Culver and top lawmakers said Friday's revenue revisions were not a surprise given the employment losses and recessionary factors at play in Iowa. They expected to begin talks next week aimed at further reducing spending through June 30 and downsizing the fiscal 2010 budget plan.
“Starting next week, I will discuss recommendations with legislative leaders so we can move quickly to reach agreement on balanced budgets in light of these new revenue projections,” Culver said in a statement.
Charles Krogmeier, an REC member who also serves as Culver's chief of staff, said the additional revenue declines are significant and will force the governor the governor to resubmit new budget plans through June 30 and for the fiscal 2010 budget year within the next two weeks.
Culver said federal stimulus money will help in areas of Medicaid and education, but additional state spending adjustments also will be required.
“It's going to be a struggle in the next week or two to figure this out,” Krogmeier said. Unpaid employee furloughs or layoffs probably aren't good options with slightly more than three months remaining in the current fiscal year. But those cost-cutting measures could be in play for fiscal 2010.

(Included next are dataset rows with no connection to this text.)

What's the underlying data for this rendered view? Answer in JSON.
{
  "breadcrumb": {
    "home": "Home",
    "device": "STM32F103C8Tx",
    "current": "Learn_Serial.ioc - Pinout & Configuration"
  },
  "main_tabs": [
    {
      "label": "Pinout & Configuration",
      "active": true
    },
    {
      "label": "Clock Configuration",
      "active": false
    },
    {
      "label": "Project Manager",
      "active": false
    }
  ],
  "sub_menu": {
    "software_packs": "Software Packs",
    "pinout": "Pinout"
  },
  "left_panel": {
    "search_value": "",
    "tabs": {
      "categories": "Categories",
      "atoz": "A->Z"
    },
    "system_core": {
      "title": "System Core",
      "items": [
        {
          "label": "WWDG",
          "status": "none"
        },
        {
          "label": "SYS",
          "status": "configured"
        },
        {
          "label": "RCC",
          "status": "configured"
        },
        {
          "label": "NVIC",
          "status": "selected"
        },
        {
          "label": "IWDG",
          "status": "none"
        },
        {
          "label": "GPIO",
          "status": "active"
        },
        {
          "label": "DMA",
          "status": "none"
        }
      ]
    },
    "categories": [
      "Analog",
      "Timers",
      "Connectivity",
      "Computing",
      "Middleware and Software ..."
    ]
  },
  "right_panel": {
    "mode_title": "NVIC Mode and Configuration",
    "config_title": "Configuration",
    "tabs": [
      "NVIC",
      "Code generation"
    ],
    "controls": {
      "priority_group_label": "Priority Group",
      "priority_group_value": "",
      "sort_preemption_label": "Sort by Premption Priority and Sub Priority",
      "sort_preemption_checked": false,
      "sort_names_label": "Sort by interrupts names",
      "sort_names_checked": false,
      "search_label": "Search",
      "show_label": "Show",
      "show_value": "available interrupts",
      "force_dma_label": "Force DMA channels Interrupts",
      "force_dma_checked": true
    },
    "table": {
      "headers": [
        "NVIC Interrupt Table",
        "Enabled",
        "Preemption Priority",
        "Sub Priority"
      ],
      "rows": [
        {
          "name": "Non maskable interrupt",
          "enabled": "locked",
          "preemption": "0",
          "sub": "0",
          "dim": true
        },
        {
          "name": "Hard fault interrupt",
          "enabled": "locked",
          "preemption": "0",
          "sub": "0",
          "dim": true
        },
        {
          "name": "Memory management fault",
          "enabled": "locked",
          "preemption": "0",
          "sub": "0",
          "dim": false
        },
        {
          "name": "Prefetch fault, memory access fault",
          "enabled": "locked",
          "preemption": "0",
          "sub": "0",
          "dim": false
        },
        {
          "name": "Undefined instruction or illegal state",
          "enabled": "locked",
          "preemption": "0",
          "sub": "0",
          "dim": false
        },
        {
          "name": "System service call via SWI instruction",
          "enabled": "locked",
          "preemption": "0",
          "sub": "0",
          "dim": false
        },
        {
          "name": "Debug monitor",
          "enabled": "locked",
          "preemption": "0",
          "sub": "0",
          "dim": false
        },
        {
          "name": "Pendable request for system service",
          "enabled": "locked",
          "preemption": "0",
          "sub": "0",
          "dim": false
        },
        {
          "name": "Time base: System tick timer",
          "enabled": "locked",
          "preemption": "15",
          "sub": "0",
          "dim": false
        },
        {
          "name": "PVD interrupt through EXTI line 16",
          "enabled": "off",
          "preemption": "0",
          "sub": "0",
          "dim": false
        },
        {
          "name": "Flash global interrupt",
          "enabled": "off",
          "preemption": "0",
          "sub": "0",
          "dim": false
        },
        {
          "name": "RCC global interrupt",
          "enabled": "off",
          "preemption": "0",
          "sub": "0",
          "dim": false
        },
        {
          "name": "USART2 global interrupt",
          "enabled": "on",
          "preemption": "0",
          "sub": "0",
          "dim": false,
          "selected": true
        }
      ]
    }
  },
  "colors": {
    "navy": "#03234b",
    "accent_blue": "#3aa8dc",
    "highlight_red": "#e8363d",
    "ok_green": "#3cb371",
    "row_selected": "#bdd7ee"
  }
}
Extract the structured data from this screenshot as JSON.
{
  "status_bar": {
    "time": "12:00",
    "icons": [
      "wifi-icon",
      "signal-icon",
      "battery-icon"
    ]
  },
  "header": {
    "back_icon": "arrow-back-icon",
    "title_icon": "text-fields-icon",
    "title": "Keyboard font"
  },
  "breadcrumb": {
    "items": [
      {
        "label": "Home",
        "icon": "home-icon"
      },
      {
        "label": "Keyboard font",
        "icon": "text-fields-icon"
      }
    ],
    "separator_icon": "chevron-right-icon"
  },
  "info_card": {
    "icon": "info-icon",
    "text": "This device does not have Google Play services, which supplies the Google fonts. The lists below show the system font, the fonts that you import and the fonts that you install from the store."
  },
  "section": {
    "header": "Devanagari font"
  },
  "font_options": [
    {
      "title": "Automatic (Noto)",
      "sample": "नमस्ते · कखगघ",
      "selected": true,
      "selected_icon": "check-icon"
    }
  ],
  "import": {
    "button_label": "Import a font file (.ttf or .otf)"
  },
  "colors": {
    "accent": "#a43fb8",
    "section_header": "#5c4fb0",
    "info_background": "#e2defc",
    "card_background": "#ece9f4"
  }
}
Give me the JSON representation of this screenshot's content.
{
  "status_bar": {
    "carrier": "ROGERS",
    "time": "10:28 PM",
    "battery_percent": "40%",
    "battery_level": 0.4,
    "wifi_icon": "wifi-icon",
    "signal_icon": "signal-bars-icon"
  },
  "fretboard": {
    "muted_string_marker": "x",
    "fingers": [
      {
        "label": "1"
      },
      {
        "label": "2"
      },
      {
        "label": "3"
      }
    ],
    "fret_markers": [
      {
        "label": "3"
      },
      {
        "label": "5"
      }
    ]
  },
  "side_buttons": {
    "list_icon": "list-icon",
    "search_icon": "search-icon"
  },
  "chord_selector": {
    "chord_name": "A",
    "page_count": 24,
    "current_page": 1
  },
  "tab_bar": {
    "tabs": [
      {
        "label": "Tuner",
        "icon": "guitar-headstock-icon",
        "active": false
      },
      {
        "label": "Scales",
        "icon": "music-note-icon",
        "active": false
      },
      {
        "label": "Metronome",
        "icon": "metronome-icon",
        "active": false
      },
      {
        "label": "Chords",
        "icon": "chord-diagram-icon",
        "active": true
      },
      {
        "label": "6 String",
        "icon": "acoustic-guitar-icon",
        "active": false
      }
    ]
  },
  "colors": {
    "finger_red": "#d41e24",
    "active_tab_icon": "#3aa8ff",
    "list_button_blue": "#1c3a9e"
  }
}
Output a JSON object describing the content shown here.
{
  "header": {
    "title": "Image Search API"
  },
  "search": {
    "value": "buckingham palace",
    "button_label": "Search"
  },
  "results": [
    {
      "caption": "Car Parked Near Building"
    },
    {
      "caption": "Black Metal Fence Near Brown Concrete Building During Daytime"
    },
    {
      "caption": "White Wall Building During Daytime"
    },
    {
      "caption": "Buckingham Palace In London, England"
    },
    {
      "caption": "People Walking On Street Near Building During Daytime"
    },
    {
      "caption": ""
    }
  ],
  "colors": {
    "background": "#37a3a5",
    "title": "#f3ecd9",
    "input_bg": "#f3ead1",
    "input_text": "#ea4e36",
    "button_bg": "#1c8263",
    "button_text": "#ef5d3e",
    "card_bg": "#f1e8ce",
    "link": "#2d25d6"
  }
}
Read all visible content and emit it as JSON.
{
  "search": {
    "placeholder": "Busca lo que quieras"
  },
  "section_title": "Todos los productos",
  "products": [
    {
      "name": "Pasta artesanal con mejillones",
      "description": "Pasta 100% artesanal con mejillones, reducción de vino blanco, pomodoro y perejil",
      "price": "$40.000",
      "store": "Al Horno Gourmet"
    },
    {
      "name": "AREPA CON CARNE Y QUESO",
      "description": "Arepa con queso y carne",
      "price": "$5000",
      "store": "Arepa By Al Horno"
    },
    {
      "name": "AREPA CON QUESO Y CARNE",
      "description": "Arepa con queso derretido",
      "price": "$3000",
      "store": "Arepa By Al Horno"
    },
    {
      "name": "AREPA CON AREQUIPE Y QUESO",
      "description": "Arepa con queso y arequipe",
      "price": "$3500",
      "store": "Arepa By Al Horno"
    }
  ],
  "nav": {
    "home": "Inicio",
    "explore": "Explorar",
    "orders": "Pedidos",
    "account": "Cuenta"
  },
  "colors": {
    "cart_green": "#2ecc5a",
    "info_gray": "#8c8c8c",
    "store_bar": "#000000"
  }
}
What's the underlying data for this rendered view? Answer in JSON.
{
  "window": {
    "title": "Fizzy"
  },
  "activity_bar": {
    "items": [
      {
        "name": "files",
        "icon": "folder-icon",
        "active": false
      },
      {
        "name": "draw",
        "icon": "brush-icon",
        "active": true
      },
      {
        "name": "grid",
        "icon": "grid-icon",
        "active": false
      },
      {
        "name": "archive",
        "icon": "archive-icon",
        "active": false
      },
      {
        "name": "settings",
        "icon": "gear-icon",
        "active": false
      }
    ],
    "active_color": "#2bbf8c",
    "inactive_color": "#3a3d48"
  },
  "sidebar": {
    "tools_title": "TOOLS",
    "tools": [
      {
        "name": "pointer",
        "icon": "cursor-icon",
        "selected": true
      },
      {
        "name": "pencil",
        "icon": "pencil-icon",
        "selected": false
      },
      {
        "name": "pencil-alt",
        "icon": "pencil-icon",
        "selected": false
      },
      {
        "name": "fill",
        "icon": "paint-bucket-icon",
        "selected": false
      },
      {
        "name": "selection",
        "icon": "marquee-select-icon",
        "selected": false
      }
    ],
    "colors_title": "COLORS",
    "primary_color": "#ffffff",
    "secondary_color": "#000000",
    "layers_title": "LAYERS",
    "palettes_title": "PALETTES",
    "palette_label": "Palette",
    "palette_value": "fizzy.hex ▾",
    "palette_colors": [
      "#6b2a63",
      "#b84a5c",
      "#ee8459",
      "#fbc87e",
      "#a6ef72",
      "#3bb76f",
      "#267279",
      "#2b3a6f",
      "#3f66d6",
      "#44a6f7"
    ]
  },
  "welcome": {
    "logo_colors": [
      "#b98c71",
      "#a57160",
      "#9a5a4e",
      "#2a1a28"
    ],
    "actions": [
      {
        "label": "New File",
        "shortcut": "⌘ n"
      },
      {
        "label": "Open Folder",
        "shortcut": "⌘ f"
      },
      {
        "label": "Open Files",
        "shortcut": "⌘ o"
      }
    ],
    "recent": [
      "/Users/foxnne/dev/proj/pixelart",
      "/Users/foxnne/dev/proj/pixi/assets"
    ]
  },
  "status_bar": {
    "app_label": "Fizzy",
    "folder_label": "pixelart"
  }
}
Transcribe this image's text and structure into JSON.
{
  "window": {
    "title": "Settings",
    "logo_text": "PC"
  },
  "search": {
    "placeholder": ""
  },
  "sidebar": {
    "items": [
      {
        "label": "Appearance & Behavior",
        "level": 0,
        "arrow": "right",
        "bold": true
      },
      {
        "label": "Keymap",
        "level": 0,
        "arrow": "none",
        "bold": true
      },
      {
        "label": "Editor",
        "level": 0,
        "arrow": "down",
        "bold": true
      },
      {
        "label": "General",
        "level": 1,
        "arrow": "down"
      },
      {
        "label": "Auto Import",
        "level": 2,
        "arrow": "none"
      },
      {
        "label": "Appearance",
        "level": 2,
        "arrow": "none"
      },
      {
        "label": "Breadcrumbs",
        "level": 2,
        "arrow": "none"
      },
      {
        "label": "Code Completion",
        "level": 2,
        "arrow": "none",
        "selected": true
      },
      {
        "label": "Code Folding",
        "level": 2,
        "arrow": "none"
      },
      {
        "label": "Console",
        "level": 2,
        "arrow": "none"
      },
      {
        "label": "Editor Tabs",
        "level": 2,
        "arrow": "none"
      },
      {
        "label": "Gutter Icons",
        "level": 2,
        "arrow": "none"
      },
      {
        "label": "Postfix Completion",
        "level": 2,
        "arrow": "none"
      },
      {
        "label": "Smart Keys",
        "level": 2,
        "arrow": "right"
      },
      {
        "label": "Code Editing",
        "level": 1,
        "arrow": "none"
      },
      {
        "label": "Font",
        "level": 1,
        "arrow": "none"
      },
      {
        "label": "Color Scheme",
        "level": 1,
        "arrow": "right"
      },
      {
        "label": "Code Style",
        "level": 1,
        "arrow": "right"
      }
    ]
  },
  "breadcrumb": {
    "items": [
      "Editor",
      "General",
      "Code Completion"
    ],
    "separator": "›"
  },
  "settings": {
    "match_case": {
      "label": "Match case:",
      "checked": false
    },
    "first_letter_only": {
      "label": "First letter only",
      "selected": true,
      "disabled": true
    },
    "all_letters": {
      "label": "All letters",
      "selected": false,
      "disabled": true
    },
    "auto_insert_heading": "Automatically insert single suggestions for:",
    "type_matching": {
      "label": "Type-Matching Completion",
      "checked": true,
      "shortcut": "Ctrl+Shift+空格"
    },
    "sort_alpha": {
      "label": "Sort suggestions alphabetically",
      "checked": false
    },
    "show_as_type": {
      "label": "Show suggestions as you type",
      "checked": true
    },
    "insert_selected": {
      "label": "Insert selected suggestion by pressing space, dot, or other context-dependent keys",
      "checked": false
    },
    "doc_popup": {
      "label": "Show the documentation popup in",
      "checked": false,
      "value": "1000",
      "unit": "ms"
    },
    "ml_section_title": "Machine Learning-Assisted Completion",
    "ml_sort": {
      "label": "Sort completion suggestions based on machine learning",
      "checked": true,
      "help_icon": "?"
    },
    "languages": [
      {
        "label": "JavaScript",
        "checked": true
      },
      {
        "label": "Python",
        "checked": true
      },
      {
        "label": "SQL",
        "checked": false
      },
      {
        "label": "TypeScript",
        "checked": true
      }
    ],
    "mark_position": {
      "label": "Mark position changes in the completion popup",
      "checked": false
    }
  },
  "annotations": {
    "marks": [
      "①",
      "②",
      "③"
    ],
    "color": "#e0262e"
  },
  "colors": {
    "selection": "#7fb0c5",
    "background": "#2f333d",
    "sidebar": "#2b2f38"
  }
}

“We've got a potential headache for this year,” he told reporters. At the same time, Krogmeier said the governor does not support tax increases as an option for dealing with the current budget challenges.
“He doesn't see that tax increases are a good thing right now and he wants to avoid them,” Krogmeier said.
The new budget outlook likely will intensify the debate over bonding, with Culver and legislative Democrats looking to borrow at least $700 million to create jobs, upgrade infrastructure and help communities recover from last year's weather-related disasters.
“Federal stimulus has always been there, bonding has always been there; everybody has always known we're going to do some things with those,” Gronstal said.
Republicans countered the tough economic conditions call for biting the budgetary bullet by cutting spending not borrowing to spend more.
“Republicans are adamant now is not the time for tax increases nor big debt and spending schemes such as the ones the governor has suggested. Since we cannot be sure we have hit the bottom yet, we must preserve the state's cash reserves to protect against future economic turmoil,” said House GOP Leader Kraig Paulsen.
“We've got a boat and it's starting to sink because we've got too much spending. Borrowing will further exacerbate this problem,” added Senate GOP Leader Paul McKinley of Chariton. “We've got to have some fiscal prudence brought into this thing and live within our means. We have to make hard choices and shared sacrifices.”